Montgomery County Public Schools presented its Maryland School Report Card and Maryland Comprehensive Assessment Program (MCAP) results to the Education & Culture Committee on March 5, reporting modest increases in proficiency alongside persistent achievement gaps by race and gender.
The district reported that 57.7% of students met proficiency in combined English language arts and literacy in 2024‑25 (an increase of 2.6 percentage points from 2022‑23) and that 35.7% of students met proficiency in combined mathematics (an increase of 2.9 points). MCPS said 53.5% of its schools currently earn a four‑ or five‑star rating on the state report card.
Presenters emphasized intersectional disaggregation of results. Peter Moran and MCPS staff showed that female students outperformed males in literacy across many race groups (for example, Black female literacy proficiency was reported at 54.5% vs Black male 42.7%), while mathematics proficiency showed a different pattern in which some male groups outperformed females (examples cited included white males and Asian males with notably higher proficiency rates). District presenters also called attention to very low proficiency rates in certain subgroups (the presentation cited particularly low math proficiency for some Hispanic/Latino groups).
MCPS described several strategies to translate the data into action: adoption of a new elementary literacy curriculum (Core Knowledge Language Arts), a district practice called FIT (focused instructional time or "win time") that sets aside about 30 minutes daily for tiered interventions or enrichment, observation rounds with The New Teacher Project to monitor curriculum implementation, and cross‑functional teams to deploy targeted supports in schools. The district said many students are close to proficiency and that targeted interventions, coaching and curriculum fidelity can drive incremental gains.
Officials warned that statewide assessment infrastructure will change in 2026‑27 with a new vendor and standard‑setting year, which may complicate year‑to‑year comparisons. MCPS said it will collect baseline instructional‑observation data by the end of the school year to track teaching practice and correlate it with student achievement.

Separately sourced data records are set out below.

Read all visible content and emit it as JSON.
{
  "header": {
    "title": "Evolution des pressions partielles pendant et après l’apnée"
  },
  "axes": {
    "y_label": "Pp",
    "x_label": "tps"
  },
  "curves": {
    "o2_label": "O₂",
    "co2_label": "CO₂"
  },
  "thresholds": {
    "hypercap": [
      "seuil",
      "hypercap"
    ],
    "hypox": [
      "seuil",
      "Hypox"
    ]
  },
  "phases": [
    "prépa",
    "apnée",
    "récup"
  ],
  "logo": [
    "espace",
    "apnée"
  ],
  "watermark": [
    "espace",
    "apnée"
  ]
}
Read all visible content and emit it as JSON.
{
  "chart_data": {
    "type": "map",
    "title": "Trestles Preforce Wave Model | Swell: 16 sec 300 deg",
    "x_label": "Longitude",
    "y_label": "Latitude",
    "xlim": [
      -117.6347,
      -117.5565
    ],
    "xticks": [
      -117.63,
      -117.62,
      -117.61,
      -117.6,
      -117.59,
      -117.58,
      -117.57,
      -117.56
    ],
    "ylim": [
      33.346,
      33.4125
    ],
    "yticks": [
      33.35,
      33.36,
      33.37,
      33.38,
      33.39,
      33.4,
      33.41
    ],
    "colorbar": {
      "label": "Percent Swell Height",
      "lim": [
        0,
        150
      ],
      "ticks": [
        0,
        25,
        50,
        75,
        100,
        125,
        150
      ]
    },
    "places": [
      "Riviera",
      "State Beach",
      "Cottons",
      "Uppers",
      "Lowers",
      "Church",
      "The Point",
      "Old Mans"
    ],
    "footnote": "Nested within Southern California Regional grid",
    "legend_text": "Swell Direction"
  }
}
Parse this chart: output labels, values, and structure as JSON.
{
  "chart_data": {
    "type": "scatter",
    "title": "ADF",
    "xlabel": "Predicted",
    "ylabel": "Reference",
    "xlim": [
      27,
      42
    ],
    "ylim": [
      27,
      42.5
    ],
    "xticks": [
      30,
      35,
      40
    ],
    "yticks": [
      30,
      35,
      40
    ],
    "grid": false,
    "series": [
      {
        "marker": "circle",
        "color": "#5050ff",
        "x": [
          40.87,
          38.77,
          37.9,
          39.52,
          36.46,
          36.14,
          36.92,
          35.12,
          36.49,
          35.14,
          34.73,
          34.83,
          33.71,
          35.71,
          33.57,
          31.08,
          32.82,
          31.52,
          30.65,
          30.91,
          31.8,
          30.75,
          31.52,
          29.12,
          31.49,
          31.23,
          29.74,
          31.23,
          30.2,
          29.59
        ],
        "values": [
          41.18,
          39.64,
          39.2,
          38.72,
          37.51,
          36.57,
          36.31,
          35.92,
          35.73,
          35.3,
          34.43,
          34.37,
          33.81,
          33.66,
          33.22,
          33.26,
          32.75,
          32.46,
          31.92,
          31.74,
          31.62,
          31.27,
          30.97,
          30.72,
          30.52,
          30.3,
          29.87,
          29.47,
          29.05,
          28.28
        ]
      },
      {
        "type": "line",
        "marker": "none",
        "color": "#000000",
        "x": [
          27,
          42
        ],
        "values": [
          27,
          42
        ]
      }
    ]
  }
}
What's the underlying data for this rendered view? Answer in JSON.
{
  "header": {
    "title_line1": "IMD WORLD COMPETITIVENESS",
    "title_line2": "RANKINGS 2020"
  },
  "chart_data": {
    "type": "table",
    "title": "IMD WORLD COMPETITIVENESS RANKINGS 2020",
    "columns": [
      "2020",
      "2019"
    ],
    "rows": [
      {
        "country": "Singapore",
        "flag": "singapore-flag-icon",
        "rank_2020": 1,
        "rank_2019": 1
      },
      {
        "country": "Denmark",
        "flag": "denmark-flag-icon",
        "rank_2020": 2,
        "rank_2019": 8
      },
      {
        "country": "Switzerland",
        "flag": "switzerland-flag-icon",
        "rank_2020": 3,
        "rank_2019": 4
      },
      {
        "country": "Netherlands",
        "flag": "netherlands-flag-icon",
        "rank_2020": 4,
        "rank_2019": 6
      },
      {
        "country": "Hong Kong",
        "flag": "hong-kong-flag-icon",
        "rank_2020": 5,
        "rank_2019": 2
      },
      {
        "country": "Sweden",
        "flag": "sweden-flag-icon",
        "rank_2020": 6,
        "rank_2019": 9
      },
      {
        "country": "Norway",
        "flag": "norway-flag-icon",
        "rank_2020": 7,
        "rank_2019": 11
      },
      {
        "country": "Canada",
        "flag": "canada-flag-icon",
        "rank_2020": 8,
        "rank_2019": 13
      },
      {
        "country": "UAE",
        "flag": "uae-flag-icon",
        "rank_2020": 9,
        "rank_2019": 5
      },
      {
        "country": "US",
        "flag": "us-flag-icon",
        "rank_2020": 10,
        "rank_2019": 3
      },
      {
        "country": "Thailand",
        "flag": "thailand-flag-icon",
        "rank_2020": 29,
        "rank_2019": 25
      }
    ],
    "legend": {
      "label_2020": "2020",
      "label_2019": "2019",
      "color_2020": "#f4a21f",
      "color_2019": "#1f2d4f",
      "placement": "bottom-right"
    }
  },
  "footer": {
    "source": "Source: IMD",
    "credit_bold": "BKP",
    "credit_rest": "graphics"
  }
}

Committee members pressed for clearer explanations of the drivers of recent star‑rating changes at individual schools (chronic absenteeism was cited as a factor behind some declines), asked how instructional changes and program evaluations will be reported publicly, and requested information on targeted programs for students most behind grade level. District staff said some community partnerships and pilot interventions exist but that district‑funded, culturally specific programs for particular racial groups are limited and remain an area for development.
MCPS said staff will return with further analyses, program evaluation results and baseline observation data that the district expects to use to guide professional development and resource allocation.